Transformar em prestação de contas. Ritual em que o time passa a hora justificando número vira teatro. A pergunta certa não é de quem foi a culpa, é o que a gente faz agora.

Quando começar

Não existe faturamento mínimo, existe um sintoma: quando você já não consegue responder de cabeça qual foi a margem da semana passada, o ritual já deveria existir. Na prática, isso costuma aparecer quando a operação passa a ter mais de uma pessoa cuidando de marketing, ou quando o catálogo cresce a ponto de a curva de produtos deixar de ser óbvia.

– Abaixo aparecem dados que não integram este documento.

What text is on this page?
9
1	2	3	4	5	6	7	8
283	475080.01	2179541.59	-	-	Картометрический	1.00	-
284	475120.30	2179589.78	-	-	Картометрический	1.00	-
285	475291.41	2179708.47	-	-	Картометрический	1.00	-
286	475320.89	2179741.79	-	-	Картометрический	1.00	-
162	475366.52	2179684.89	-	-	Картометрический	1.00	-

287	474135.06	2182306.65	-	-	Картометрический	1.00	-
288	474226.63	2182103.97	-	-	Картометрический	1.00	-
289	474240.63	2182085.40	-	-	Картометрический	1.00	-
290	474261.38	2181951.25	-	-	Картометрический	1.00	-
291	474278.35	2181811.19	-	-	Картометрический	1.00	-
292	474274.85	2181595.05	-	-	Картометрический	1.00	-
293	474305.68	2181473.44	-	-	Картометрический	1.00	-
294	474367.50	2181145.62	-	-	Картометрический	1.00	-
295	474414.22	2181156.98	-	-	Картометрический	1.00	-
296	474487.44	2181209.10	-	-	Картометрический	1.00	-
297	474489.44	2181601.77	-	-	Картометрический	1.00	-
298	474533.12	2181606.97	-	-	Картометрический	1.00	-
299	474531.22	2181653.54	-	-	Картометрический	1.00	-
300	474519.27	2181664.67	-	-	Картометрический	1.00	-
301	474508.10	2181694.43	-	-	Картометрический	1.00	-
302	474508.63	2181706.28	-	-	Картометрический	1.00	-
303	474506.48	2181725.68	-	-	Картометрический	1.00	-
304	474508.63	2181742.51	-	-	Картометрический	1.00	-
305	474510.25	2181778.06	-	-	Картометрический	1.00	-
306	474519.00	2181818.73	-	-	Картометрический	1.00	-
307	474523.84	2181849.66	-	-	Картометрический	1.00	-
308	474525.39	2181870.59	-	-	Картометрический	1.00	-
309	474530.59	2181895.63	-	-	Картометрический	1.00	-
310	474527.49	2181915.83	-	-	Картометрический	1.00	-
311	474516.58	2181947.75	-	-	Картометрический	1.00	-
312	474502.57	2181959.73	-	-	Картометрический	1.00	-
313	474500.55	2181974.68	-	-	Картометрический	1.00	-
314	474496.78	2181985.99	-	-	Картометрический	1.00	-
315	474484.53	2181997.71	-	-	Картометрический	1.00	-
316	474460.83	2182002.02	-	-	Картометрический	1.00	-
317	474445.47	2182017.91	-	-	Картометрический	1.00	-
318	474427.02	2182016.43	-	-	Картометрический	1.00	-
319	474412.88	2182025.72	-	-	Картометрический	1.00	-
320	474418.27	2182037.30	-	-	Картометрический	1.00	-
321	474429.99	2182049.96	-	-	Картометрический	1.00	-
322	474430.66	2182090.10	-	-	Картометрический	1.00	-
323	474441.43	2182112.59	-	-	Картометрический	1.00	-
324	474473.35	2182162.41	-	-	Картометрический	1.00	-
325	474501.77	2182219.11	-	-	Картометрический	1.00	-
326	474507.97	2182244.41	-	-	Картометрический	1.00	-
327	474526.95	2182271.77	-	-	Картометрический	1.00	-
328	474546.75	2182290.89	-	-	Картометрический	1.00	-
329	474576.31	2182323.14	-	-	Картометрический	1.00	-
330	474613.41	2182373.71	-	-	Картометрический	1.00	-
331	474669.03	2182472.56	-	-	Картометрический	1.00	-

Comece por um só. A reunião de números semanal, sozinha, já muda a operação, porque ela cria o hábito de decidir com dado. Os outros três podem entrar ao longo dos meses seguintes, conforme o time cresce. O que muda a estrutura de time por faixa de faturamento está em que time um e-commerce de R$1 milhão por mês precisa ter.

Conclusão

Escalar um e-commerce é, em boa parte, substituir a atenção do dono por processo. Quatro rituais com hora marcada, pauta fixa e decisão registrada fazem esse trabalho melhor que qualquer ferramenta nova, e custam menos. Se você quer saber qual deles falta primeiro na sua operação, faça um diagnóstico gratuito e saia com a agenda montada.

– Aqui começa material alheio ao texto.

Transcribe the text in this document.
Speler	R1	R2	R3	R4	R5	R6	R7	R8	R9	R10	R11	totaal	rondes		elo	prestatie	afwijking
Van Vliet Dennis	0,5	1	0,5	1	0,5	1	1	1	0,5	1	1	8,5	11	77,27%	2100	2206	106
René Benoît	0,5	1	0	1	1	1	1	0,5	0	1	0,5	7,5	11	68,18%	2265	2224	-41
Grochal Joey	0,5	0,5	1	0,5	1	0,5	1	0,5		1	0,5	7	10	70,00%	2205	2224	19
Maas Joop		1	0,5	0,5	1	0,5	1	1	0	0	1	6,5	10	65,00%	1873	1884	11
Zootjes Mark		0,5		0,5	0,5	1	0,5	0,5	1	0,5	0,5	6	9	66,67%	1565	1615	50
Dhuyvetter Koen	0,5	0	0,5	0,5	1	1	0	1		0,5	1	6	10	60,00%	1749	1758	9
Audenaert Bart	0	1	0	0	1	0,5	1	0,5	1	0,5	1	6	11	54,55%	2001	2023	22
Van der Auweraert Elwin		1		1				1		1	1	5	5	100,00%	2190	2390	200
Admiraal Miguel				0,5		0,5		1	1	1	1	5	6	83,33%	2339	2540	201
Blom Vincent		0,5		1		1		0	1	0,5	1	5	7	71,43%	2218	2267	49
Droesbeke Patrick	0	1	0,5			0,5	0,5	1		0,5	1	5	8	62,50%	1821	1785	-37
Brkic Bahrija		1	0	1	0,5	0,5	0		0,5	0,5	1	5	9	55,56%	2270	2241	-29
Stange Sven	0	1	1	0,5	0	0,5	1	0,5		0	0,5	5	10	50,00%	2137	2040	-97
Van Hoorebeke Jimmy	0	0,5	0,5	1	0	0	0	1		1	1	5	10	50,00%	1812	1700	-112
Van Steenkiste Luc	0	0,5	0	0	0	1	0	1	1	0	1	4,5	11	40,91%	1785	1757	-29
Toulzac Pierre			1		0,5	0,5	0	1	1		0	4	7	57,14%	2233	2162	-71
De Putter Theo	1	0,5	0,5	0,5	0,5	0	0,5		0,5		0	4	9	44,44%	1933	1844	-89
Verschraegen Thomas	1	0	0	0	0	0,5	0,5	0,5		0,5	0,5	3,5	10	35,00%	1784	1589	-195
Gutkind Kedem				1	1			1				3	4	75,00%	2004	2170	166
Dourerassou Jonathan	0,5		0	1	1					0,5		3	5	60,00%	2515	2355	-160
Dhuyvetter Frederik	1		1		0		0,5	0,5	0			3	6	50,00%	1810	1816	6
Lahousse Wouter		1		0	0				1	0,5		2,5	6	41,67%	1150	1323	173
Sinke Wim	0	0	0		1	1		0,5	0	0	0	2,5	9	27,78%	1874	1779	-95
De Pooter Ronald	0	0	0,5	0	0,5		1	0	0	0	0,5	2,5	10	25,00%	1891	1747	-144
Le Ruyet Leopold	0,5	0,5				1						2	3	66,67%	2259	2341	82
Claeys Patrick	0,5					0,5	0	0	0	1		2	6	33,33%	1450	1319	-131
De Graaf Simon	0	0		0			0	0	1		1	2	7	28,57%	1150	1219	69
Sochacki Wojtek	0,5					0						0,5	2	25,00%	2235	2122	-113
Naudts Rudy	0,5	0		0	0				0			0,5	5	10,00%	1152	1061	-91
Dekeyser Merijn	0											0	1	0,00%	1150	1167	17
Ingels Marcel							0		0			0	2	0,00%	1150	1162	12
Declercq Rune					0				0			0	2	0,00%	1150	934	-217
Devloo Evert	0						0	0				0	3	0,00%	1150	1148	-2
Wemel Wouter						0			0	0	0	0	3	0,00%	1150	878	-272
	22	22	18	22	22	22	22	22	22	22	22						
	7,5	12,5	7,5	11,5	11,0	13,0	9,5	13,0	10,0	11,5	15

Cristiano Creczyenski, CEO da Metris
Sobre o autor

Cristiano Creczyenski

Cristiano Creczyenski é CEO da Metris e ajuda empreendedores a crescerem com Estratégia, Marketing de Performance, CRM e I.A. São mais de 17 anos de experiência em e-commerce e marketing digital. Já atuou com marcas como Lojas Colombo, Fila, Umbro, Melissa, Coza, Continental Ferramentas, Vinhos Collection e Pizzato, entre outras.

Perguntas frequentes

Perguntas frequentes

Quais rituais de gestão um e-commerce precisa ter?
Quatro cobrem a maior parte: reunião de números semanal, revisão de mídia semanal, comitê de produto e estoque quinzenal e fechamento mensal. Somados, custam cerca de quatro horas por semana.
Qual ritual começar primeiro?
A reunião de números semanal. Sozinha, ela já muda a operação, porque cria o hábito de decidir com dado em vez de impressão. Os outros entram conforme o time cresce.
A partir de que faturamento vale criar rituais?
Não é uma questão de faturamento, é de sintoma. Quando você já não consegue responder de cabeça qual foi a margem da semana passada, o ritual já deveria existir.
Por que não basta ter um dashboard?
Porque ferramenta mostra número e ritual obriga alguém a olhar e decidir. Loja com painel bonito e sem reunião de números continua decidindo por impressão, já que ninguém tem a obrigação de abrir o painel.
Como evitar que a reunião vire conversa sem decisão?
Hora fixa na agenda, pauta escrita que não muda, um responsável por levar o número pronto e uma decisão registrada no fim, com responsável e prazo. Sem pelo menos três desses quatro, o ritual não sobrevive.
Quem precisa participar da reunião de números?
O dono, quem cuida de mídia e quem cuida de operação. É uma reunião curta, de trinta a quarenta e cinco minutos, e o objetivo é decidir o que muda na semana, não prestar contas do que passou.